We use two approaches to build predictive models of immune cell proportions. The two assumptions mentioned above lead naturally to regularized linear regression models. Therefore, to infer optimal models in terms of prediction accuracy, and to investigate how prediction accuracy depends on the number of predictors, we use the elastic net method (16, 17). Similar models have previously been used for the prediction of age, smoking status, alcohol consumption and educational attainment based on DNAm (18, 19). We believe that elastic net regression will be able to find both the predictors that mark differentiation events for the lineage of the cell, but also the numerous probes that are correlated with such predictors. In addition, we use the more stringent selection technique, *stability selection* (20, 21), to find a minimal stable set of predictors for each proportion. Stability selection selects predictors of each immune cell proportion that are consistently predictive in 100 subsamples of the dataset. We then build predictive models from the stability selected set of predictors using ordinary least squares. Compared with the elastic net, stability selection is more demanding of the predictors it selects. Consequently, it targets probes that mark differentiation events that are the most important for the cell. We therefore explore the biological functions associated with the stability selected probes, to improve knowledge of the epigenetic changes that characterize differentiated immune cells. A similar two-pronged approach is used to predict other conditions and traits collected within the Milieu Intérieur study, including age, smoking, height, BMI, routine chemical and hematological laboratory tests, and the serological responses to antigens of 13 common pathogens (22). Several of these traits have not previously been modelled using all DNAm probes jointly. Our study substantially improves predictions of blood cell composition based on DNA methylation profiles, which will be critical for applications in medical epigenomics, forensics and disease prognosis.

## Results

### Optimization of predictive models

To predict immune cell proportions with optimal accuracy, given our assumption of sparsity and linearity, we use elastic net regularization. It is controlled by two regularization parameters: *λ*, which controls the regularization that enforces sparsity on the coefficients, and *α*, which controls regularization that restricts the magnitude of the coefficients. We use 5 different values for *α* and 200 different values for *λ*. Each possible pair of *α* and *λ* parameter values give a different amount of predictors and regularization, and is a step in the so-called *regularization path*. We measure the prediction accuracy along the regularization path by the mean absolute error (MAE) and the correlation (*R*) between the hold-out sample values and the out-of-sample predictions in 10-fold, twice repeated two-dimensional cross-validation, described in Algorithm 1. The procedure gives 20 samples from the distribution of out-ofsample prediction accuracy along the regularization path. We use those samples to estimate the mean accuracy and its 95% confidence intervals.

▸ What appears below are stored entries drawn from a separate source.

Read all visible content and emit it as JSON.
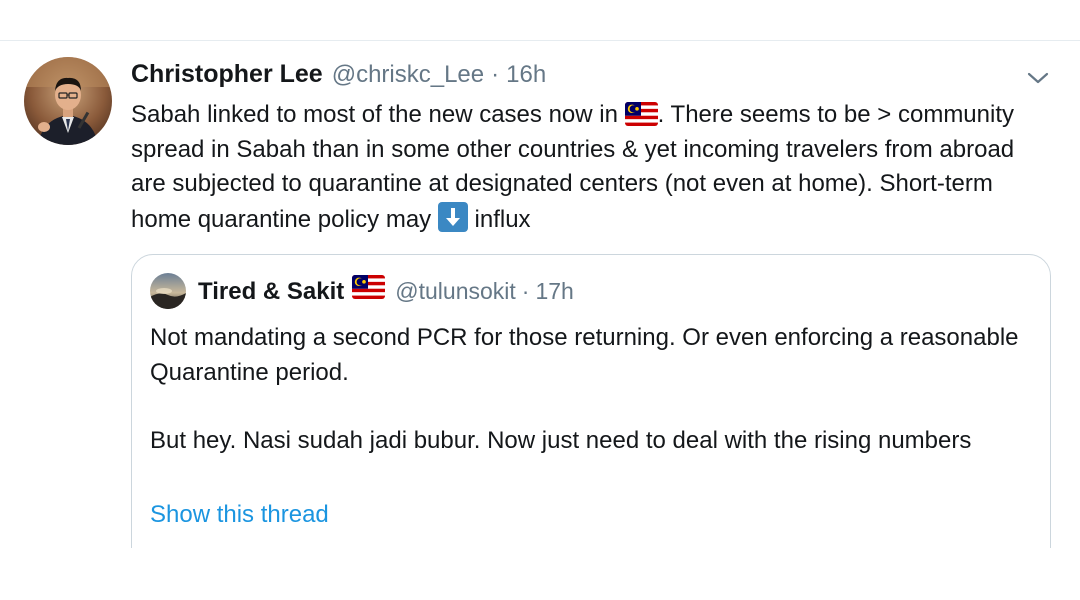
{
  "tweet": {
    "author_name": "Christopher Lee",
    "author_handle": "@chriskc_Lee",
    "separator": "·",
    "time": "16h",
    "text_part1": "Sabah linked to most of the new cases now in",
    "flag_icon": "malaysia-flag-icon",
    "text_part2": ". There seems to be > community spread in Sabah than in some other countries & yet incoming travelers from abroad are subjected to quarantine at designated centers (not even at home). Short-term home quarantine  policy may",
    "down_icon": "down-arrow-emoji-icon",
    "text_part3": "influx",
    "menu_icon": "chevron-down-icon"
  },
  "quote": {
    "author_name": "Tired & Sakit",
    "author_flag_icon": "malaysia-flag-icon",
    "author_handle": "@tulunsokit",
    "separator": "·",
    "time": "17h",
    "paragraph1": "Not mandating a second PCR for those returning. Or even enforcing a reasonable Quarantine period.",
    "paragraph2": "But hey. Nasi sudah jadi bubur. Now just need to deal with the rising numbers",
    "show_thread_label": "Show this thread"
  },
  "colors": {
    "text_primary": "#14171a",
    "text_secondary": "#657786",
    "link": "#1b95e0",
    "border": "#ccd6dd"
  }
}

The performance of models, together with the number of predictors that is optimal in terms of prediction accuracy, is shown in Table 1 for each cell proportion, as well as 23 other continuous traits, including age and morphometric and physiological measures. DNA methylation levels can accurately predict age and sex (18), intrinsic factors that are predictive of many traits, including immune cell counts in whole blood (14). It is therefore important to discern when predictors based on methylation probes give additional information to these two commonly available factors. For comparison, we therefore include in Table 1 the prediction accuracy of a linear model that only includes age and sex as predictors. We also build predictive models for binary phenotypes, including smoking status and serostatus for 13 different common infections, using elastic net regularization together with the cost function of the binomial likelihood with a logit link function. Similarly to the approach we use for the continuous traits, we estimate prediction accuracy in terms of model complexity using cross-validation. For binary traits we measure prediction accuracy by the classification rate, *i.e.*, the proportion of correct class predictions (probability threshold is taken at 0.5). Prediction accuracy for models with optimally many predictors for the binary traits are shown in Table 2.

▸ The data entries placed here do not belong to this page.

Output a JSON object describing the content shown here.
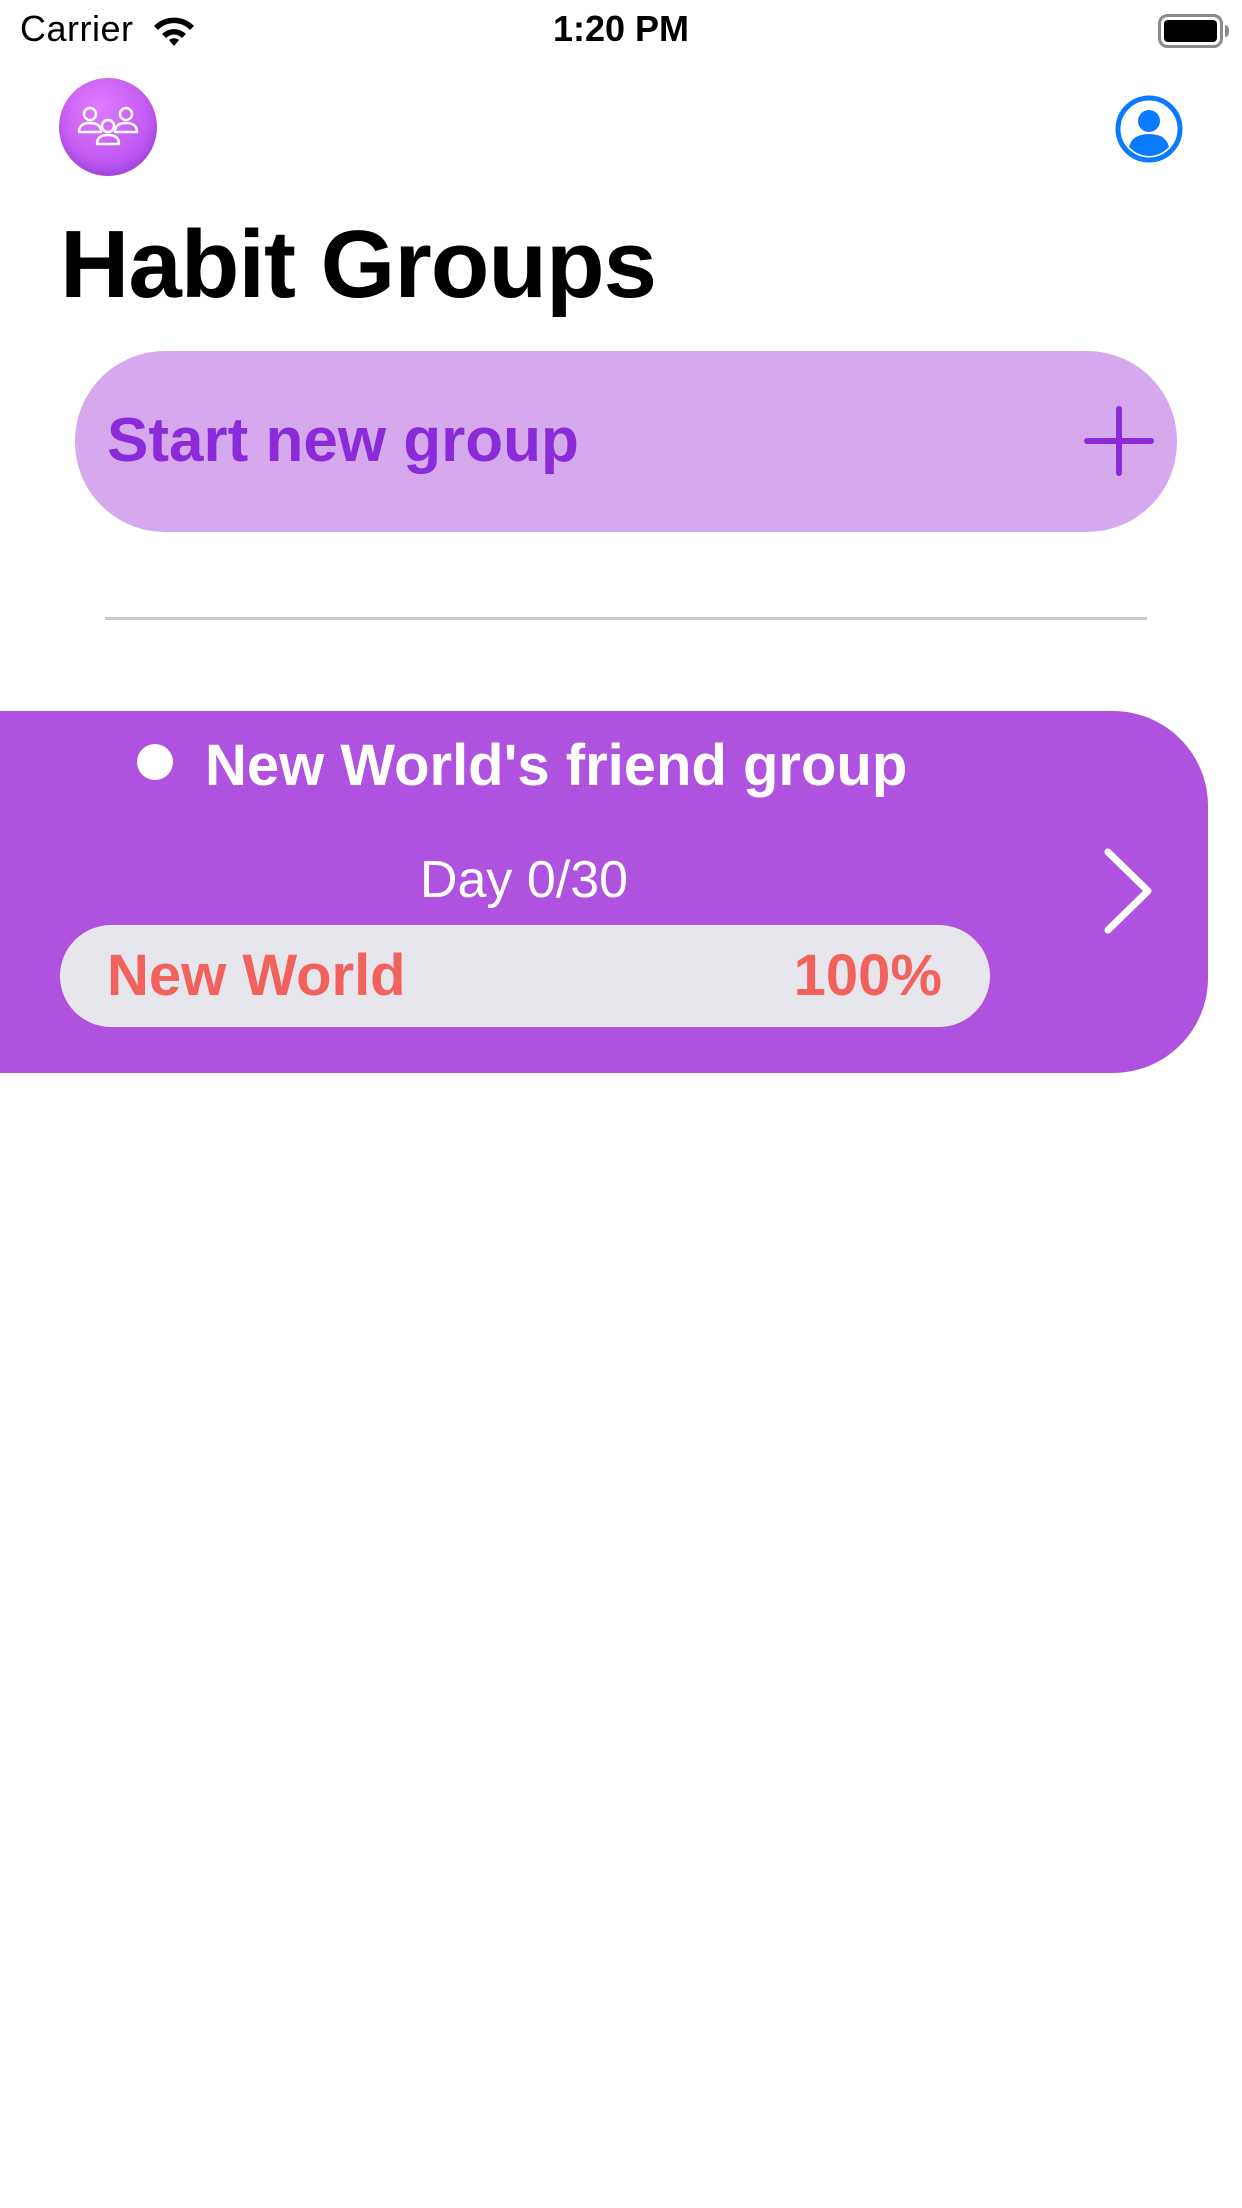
{
  "status_bar": {
    "carrier": "Carrier",
    "time": "1:20 PM",
    "wifi_icon": "wifi-icon",
    "battery_icon": "battery-full-icon"
  },
  "header": {
    "logo_icon": "group-people-icon",
    "profile_icon": "person-circle-icon",
    "title": "Habit Groups"
  },
  "start_group": {
    "label": "Start new group",
    "icon": "plus-icon"
  },
  "groups": [
    {
      "name": "New World's friend group",
      "day_label": "Day 0/30",
      "members": [
        {
          "name": "New World",
          "percent_label": "100%",
          "progress": 1.0
        }
      ],
      "chevron_icon": "chevron-right-icon"
    }
  ],
  "colors": {
    "accent": "#ae52df",
    "start_button_bg": "#d6a9ef",
    "start_button_text": "#8a2ad8",
    "progress_pill_bg": "#e7e6ec",
    "member_text": "#f0625b",
    "profile_icon": "#0a7aff",
    "divider": "#c9c9cc"
  }
}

### Blood cell deconvolution

Accurate estimations are obtained with elastic net regularized models for 35 immune cell proportions (estimated correlation between predicted and observed out-of-sample values *R*>0.6; Table 1). The four immune cells that we predict with the highest accuracy are CD8^{+} naive T cells, with a correlation between predicted and observed out-of-sample values of *R*=0.92 (95% CI: [0.87, 0.96]), using 312 predictors (95% CI: [295, 338]); B cells (*R*=0.90, 95% CI: [0.8, 0.96]) using 606 predictors (95% CI: [582,635]); CD8^{+} T cells (*R*=0.90,95% CI: [0.84, 0.94]) using 555 predictors (95% CI: [526, 591]); and natural killer (NK) cells (*R*=0.88, 95% CI: [0.71, 0.95]) using 1072 predictors (95% CI: [1036, 1126]). For most immune cell proportions, methylation levels clearly provide additional information in comparison to just age and sex.

A comparison of the performance of our elastic net models and the Houseman model, using either the standard or IDOL reference libraries (9, 12), is given in Table 3. Our models outperform the two models for the six major cell-types that they are currently able to estimate. The correlations between predicted and observed out-of-sample values are systematically higher for our models, relative to the Houseman model with either the default or IDOL reference library (Table 3). Furthermore, our models are less error-prone (Table 3). These findings suggest that elastic net regression models, trained on whole blood standardized cytometry data, can outperform constrained projection techniques based on reference values obtained in a limited number of isolated blood cell sub-types.

### Linear models selected by stability selection

We next evaluate how prediction accuracy varies with the number of predictors in our models. The regularization paths for the nine best predicted traits are shown in Figure 1. Interestingly, out-of-sample prediction error decreases rapidly with the number of predictors, and plateaus at around 50 predictors (Figure 1). This indicates that accurate predictions can be achieved with much fewer predictors than the hundreds of DNAm probes used by current prediction models of cell composition (9, 12) and age (18, 23). These results suggest that blood cell composition can be predicted well using only a few number of probes that are markers for differentiation events. To find such probes, we estimate a minimal robust predictor set using stability selection. We select and build the models on a subsample of 866 randomly selected individuals, and then evaluate on a hold-out sample of 96 randomly selected individuals.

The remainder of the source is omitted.